Love my woman, love my baby, love my biscuits sopped in gravy.

Friday, May 05, 2006

Fishing Rod

Several years ago now I was part of a Bible study at the home of a older couple named Rod and Connie whose children had all married and moved on with their lives. At the request of their son-in-law, my pastor and friend Dan, they started this home group for young adults from his church. We spent many hours at their house every Wednesday night where we learned a lot about the Bible and even more about life from both of them. We made and solidified friendships, and I got to know Jana, who became my wife. Some of the best parts of our courtship were spent with Rod and Connie around their kitchen table long after everyone else went home.

At their place, everyone was welcome, funny, musical, and clever.

Rod had been a teacher during his career, and he continued to pass on wisdom and common sense long after he left the classroom. He didn't retire and turn him into a bookworm with soft hands, though. He had dogs, an apple orchard and a tractor, and was continually improving his little farm in the hills of Corralitos by rescuing and caring for plants that most people would have given up on. He had an antique rose bush from the 1920s he kept pruned that would produce beautiful flowers every summer, and his apple trees were ones that had been dug up and left to die from an orchard he passed one day.

One night after sitting around the kitchen table over coffee we started talking about fishing. There are plenty of references to fishing in the bible but this was not metaphorical, this was practical. Besides being a homemade farmer, Rod was also a fisherman.

The Monterey Bay area has lakes and rivers to fish but the most obvious place to go is in the ocean. With so many beaches around, fishing for surf perch and striper is one of the best ways to spend spare time. It's beautiful and open, with the edge of the largest ocean in the world trying to reach and pull you in with every wave. It's teeming with fish and if you know what you're doing you can catch plenty of them. Rod explained to me that fishing from the beach was a lot like fishing from the river. He said you watch for places where the waves and current meet and churn up the sandy bottom, and get your line right in there to have the best shot at catching perch. The more we talked about it and the more interest I showed in the subject, the more excited Rod got. It was late but Rod perked up like he had two cups of caffeinated coffee, which was strictly off-limits, and after hearing how much about my poor fishing skills decided to help me by showing me what kind of tackle I needed.

He took me out to a shed behind his house where he had a collection of all kinds of fishing equipment stacked on shelves.

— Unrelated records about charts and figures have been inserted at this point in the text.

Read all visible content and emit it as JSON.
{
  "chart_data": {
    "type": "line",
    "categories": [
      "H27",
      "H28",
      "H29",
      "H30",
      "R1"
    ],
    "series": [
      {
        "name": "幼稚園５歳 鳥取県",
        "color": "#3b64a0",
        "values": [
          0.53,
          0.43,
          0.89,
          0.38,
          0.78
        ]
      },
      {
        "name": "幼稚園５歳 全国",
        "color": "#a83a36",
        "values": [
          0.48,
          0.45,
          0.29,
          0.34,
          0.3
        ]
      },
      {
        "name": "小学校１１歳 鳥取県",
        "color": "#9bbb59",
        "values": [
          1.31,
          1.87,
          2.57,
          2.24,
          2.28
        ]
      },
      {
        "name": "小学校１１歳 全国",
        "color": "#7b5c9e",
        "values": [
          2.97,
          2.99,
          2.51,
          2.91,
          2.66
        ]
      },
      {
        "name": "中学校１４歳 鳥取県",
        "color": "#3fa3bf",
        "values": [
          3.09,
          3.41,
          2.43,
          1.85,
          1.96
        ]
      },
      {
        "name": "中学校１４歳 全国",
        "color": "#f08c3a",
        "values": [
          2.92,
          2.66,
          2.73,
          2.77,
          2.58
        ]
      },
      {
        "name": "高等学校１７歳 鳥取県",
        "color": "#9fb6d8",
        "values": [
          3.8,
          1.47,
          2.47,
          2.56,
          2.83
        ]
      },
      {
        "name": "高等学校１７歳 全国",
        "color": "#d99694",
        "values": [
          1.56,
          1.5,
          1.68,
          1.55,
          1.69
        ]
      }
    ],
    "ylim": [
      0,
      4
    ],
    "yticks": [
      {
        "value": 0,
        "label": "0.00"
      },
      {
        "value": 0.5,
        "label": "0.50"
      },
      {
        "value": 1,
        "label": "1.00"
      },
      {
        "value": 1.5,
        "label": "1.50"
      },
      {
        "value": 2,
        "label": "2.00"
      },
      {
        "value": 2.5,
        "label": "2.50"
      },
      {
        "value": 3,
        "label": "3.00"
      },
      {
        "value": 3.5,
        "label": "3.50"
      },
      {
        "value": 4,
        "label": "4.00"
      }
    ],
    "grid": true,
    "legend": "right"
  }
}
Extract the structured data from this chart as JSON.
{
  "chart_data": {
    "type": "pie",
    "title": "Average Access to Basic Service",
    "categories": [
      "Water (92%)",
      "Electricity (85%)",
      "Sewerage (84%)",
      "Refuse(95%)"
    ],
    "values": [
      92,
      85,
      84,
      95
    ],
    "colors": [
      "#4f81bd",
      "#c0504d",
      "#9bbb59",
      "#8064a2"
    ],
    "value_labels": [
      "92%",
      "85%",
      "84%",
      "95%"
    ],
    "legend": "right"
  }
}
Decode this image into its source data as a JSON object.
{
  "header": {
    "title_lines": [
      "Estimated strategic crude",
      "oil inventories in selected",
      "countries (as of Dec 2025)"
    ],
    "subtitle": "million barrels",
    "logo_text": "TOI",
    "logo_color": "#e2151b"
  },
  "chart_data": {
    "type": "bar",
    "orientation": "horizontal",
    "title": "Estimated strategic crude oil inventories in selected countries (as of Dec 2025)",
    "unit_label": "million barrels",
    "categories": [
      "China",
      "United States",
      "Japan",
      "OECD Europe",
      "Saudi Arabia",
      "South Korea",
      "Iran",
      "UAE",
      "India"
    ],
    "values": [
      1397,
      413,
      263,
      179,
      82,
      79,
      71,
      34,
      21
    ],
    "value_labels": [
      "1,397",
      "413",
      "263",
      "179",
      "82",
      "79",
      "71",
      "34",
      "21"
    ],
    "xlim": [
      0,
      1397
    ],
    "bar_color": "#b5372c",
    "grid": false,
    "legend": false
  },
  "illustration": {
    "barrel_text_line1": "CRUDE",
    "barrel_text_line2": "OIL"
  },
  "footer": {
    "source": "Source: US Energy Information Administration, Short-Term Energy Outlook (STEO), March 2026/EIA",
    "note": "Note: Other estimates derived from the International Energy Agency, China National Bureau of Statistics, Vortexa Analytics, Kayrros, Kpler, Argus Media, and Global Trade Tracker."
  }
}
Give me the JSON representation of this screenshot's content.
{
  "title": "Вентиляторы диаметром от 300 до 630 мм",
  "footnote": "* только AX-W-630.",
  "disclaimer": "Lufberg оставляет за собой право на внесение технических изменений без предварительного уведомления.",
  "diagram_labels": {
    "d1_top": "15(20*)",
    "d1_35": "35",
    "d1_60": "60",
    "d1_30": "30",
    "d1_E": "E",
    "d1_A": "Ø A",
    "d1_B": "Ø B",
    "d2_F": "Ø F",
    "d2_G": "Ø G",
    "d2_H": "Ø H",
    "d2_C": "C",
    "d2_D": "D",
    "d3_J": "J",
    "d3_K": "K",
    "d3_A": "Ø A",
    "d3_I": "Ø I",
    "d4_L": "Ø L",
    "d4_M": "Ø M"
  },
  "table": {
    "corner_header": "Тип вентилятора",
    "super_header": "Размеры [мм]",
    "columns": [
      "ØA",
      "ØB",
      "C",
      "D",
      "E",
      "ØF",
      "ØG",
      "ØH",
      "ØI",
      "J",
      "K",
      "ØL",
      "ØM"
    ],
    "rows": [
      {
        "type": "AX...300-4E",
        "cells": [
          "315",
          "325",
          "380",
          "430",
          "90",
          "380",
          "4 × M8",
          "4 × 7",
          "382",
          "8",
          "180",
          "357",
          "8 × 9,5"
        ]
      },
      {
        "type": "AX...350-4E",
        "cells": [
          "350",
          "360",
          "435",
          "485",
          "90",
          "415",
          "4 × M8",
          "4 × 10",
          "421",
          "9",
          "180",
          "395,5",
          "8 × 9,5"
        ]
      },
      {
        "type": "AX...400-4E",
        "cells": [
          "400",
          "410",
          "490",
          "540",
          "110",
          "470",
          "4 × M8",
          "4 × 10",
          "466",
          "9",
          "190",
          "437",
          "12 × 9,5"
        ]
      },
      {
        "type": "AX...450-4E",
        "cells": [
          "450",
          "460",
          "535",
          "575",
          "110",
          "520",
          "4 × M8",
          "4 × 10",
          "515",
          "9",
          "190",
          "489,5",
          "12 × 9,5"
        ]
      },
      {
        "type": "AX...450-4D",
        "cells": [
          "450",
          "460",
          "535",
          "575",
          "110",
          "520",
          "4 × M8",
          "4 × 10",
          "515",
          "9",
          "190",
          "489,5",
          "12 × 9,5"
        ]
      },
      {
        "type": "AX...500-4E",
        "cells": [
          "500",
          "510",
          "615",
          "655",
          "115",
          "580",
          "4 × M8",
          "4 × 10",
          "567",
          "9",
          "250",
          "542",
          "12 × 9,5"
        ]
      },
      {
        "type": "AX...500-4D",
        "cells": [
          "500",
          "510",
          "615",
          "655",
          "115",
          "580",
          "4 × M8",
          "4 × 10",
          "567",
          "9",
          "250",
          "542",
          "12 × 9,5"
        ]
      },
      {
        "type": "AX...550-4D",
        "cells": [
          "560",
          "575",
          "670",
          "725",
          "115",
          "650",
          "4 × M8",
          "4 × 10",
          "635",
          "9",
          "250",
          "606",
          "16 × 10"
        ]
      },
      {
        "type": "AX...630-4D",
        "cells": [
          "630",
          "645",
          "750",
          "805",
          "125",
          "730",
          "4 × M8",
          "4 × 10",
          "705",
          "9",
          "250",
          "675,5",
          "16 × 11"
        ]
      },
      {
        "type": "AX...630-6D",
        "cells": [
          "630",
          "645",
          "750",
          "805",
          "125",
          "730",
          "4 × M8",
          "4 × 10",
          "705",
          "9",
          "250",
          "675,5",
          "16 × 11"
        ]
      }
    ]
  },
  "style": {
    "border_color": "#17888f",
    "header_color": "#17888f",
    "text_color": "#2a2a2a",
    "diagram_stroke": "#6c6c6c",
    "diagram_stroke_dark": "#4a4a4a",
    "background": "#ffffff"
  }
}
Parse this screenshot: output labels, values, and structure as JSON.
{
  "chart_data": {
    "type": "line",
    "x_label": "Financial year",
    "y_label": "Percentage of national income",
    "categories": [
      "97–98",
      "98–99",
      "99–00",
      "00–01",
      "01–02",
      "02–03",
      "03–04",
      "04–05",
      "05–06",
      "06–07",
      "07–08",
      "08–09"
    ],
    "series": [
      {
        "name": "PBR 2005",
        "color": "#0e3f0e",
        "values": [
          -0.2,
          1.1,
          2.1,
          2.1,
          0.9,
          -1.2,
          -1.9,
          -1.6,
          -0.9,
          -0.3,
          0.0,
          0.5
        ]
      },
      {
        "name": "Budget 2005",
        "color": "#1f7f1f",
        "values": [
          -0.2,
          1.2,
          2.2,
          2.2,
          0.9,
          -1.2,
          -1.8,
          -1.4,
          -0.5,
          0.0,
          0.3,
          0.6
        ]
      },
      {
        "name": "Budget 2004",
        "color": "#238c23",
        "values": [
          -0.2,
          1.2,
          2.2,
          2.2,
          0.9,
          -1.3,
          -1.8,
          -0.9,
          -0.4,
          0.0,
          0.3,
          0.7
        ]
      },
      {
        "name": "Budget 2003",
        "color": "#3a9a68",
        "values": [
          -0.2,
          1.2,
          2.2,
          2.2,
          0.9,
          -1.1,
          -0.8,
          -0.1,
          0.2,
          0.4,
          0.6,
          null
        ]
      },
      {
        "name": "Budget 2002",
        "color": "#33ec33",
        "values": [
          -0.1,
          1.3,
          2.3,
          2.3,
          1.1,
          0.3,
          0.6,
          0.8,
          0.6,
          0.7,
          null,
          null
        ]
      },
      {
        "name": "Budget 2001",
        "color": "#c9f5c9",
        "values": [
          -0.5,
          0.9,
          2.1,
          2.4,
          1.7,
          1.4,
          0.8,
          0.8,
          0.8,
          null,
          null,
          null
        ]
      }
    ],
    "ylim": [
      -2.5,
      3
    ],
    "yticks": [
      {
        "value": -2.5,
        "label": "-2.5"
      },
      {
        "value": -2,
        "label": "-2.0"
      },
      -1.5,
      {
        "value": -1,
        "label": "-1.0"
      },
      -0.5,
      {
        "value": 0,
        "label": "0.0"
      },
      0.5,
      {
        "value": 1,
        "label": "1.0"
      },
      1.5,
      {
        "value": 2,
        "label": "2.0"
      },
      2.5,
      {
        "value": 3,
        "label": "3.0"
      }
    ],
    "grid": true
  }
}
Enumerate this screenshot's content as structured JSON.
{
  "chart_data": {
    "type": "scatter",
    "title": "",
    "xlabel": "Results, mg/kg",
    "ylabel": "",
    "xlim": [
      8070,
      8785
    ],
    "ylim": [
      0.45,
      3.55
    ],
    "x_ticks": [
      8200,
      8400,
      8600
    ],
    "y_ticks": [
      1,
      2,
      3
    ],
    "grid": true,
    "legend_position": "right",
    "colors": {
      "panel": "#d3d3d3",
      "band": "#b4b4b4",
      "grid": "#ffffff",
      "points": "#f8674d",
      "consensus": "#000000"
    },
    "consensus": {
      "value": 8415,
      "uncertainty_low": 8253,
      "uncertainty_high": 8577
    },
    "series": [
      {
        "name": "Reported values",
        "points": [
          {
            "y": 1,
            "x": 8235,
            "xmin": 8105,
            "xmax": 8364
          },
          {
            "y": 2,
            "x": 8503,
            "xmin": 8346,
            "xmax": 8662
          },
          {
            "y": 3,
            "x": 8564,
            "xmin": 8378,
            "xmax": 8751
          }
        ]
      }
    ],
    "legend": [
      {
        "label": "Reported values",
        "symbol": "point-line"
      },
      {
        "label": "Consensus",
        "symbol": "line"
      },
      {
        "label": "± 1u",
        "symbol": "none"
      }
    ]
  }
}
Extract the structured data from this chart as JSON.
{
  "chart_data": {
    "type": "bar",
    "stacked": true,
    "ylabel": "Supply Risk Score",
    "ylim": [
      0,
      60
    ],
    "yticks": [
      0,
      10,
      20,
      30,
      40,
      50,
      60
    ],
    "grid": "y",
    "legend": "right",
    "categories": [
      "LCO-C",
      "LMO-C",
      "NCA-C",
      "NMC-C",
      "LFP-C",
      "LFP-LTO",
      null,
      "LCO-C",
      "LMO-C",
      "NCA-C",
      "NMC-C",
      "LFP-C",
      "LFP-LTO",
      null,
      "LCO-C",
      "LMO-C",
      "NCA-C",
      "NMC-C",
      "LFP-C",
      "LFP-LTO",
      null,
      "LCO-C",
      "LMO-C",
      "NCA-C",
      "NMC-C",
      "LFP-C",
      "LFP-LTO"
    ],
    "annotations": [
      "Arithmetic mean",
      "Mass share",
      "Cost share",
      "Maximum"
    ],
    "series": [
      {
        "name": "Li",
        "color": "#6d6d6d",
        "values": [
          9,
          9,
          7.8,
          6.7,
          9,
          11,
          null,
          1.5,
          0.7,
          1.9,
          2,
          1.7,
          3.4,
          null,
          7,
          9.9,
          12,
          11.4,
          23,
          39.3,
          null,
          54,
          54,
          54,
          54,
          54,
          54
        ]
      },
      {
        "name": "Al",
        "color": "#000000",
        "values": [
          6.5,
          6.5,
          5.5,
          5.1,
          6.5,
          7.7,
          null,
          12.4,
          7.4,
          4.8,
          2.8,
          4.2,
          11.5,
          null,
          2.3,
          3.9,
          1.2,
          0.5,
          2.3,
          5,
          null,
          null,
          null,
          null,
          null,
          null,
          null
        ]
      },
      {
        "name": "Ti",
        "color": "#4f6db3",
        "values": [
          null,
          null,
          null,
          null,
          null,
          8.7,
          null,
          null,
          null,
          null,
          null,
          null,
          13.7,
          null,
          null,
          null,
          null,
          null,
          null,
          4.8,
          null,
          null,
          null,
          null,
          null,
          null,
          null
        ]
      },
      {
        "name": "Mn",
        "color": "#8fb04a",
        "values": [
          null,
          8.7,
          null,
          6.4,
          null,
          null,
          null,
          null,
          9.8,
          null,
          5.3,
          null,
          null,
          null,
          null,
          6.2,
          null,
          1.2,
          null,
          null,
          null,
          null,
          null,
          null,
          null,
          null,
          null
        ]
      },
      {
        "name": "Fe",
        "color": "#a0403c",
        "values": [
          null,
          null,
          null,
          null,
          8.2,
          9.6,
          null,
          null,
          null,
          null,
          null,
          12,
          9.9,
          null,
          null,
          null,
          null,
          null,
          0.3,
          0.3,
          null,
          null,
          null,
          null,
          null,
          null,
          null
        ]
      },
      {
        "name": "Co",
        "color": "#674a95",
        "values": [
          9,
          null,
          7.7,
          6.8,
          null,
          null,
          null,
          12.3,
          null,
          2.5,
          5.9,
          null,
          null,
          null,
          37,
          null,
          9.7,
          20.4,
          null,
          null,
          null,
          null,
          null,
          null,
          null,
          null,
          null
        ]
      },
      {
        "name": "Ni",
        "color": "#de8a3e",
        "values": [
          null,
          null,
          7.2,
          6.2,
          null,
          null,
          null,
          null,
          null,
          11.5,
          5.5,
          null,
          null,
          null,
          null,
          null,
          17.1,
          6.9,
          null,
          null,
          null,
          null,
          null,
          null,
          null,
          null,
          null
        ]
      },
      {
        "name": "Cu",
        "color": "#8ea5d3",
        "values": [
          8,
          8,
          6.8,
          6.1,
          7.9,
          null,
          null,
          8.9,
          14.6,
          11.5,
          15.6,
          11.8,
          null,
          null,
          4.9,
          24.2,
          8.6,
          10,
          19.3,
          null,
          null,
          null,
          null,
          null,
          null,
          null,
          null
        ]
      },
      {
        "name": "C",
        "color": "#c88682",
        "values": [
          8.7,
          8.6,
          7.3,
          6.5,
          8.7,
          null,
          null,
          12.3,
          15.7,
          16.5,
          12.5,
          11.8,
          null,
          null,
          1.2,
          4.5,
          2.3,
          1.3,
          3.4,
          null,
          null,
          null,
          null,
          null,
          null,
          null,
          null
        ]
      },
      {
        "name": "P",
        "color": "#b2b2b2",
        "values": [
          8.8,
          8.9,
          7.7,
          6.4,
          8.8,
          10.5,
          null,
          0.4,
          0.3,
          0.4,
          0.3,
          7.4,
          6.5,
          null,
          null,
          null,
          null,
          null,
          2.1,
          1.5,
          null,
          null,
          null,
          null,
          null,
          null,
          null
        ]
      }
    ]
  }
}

He rummaged around a bit and found an old prescription bottle he used to hold rubber grubs and hooks, dumped it out and began to fill it with what I needed to really catch fish; A couple of sinkers and some of the right sized and colored rubber grubs, a swivel, and some hooks. This has basically turned into a template for what to use when I want to catch fish.

My tackle box isn't much bigger than a lunch pail so space is at a premium. I keep some stuff for lake fishing in there, some fishing line and enough room for my reel. I also keep that prescription bottle in there. The label was peeled away long ago, and judging from the size, it must have been held some big pills. I don't usually open the bottle, but kind of keep it as a reference point, and now as a memento, since Rod passed away a couple of years ago.

The other day I was able to take my family out to the beach and as a last minute addition to the towels, buckets and shovels, I threw my fishing pole and tackle box in the back of the truck. It's a short drive to Sunset State Beach, and it's a shame we don't go more often. It's a huge beach and lives up to it's namesake with incredible views when the sun goes down. As Abby and Jana played in the sand I took my pole out of it's case, attached the reel from my tackle box and dug around for some plastic grubs. At some point I had ordered about a hundred of the grubs that Rod had recommended for catching fish but at some point they had wriggled out and probably found a plastic log to hide under, so I reluctantly reached for the old prescription bottle Rod gave me and used some of his tackle. I tied off my hook and spent the next hour or so casting and reeling in, wading out to my knees in the cold waters of the Pacific.

As the sun started to set my wife and little girl were ready to go home and rinse the sand off their legs and feet, so I threw the line in for one last cast. Miraculously, I was still using the same setup I had started with, and just as I was reeling in my final cast, I felt a couple of tugs on the end of the line. At first I figured it was more seaweed as usual. I'd like to say I caught a whopper and that the struggle kept us there until past dark, but in reality it took about thirty seconds to pull in a surf perch that fit easily into the palm of my hand. No whopper, but it was a fish, and it might as well have been one as glad as I was to catch anything at all. I showed it to Abby, who was at first excited but had no interest in holding it, and would only touch it with the tip of her little index finger. I tossed it back and watched it lazily swim on its side back to its home through the clear water and foam, then turned around toward my own home in the same lazy manner, thankful for sun, sand, family, and an old friend who taught me some things about fishing, the Lord, and people around a kitchen table.